Einar Maseng (1880–1972) was a Norwegian diplomat.

Born in Oslo, he was educated at the Norwegian Military Academy. He later entered the foreign service serving as a Consul General in Hamburg before later becoming the first Norwegian delegate to The Hague and a substitute delegate to the League of Nations. In the years leading up to the Second World War, Maseng was assigned the post of the Norwegian Ambassador to Moscow and the Soviet Union. At the onset of the war, he, along with several other Ambassadors, was forced to leave the Soviet Union due to the Molotov–Ribbentrop Pact.

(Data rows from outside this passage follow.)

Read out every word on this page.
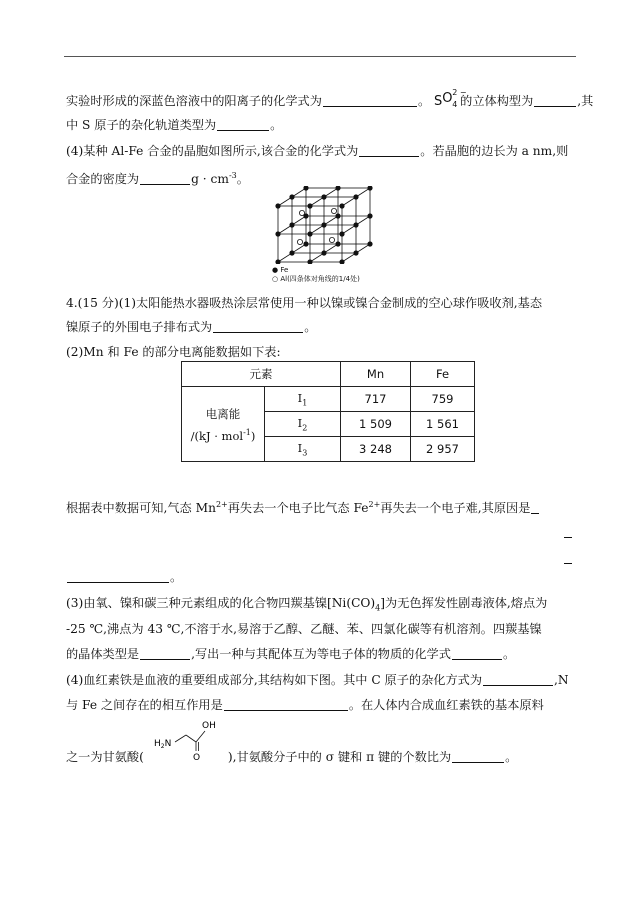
实验时形成的深蓝色溶液中的阳离子的化学式为	。 S O 2 −
4 的立体构型为	,其
中 S 原子的杂化轨道类型为	。
(4)某种 Al-Fe 合金的晶胞如图所示,该合金的化学式为	。若晶胞的边长为 a nm,则
合金的密度为	$g \cdot cm^{-3}$。
● Fe
○ Al(四条体对角线的1/4处)
4.(15 分)(1)太阳能热水器吸热涂层常使用一种以镍或镍合金制成的空心球作吸收剂,基态
镍原子的外围电子排布式为	。
(2)Mn 和 Fe 的部分电离能数据如下表:
元素		Mn	Fe

电离能
/(kJ · mol$^{-1}$)	$I_1$	717	759
	$I_2$	1 509	1 561
	$I_3$	3 248	2 957
根据表中数据可知,气态 $Mn^{2+}$再失去一个电子比气态 $Fe^{2+}$再失去一个电子难,其原因是
。
(3)由氧、镍和碳三种元素组成的化合物四羰基镍$[Ni(CO)_4]$为无色挥发性剧毒液体,熔点为
-25 ℃,沸点为 43 ℃,不溶于水,易溶于乙醇、乙醚、苯、四氯化碳等有机溶剂。四羰基镍
的晶体类型是	,写出一种与其配体互为等电子体的物质的化学式	。
(4)血红素铁是血液的重要组成部分,其结构如下图。其中 C 原子的杂化方式为	,N
与 Fe 之间存在的相互作用是	。在人体内合成血红素铁的基本原料
之一为甘氨酸(	),甘氨酸分子中的 σ 键和 π 键的个数比为	。
OH
$H_2N$
O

After the war, Maseng was pressured to resign from the foreign service. There was a difference of opinion over whether Norway should become more participatory in world affairs or become more isolationist. A proponent of the isolationist theory, Maseng went on to write several books on the subject, which were re-released many years later.

Maseng had been a proponent of Nordic cooperation, especially during the First World War when the Nordic countries guarded their neutrality. He was a co-founder of Foreningen Norden in 1919.

Maseng was married several times, though never for a particularly long time. The most notable of his marriages were to Sigrid Maseng, who published a book about the Grini concentration camp in Norway, and to the Countess Hellevid Catharina Cecilia Posse, whom he married in 1929 while serving as the Consul General in Germany. His brother Sigurd Maseng was also a Norwegian diplomat.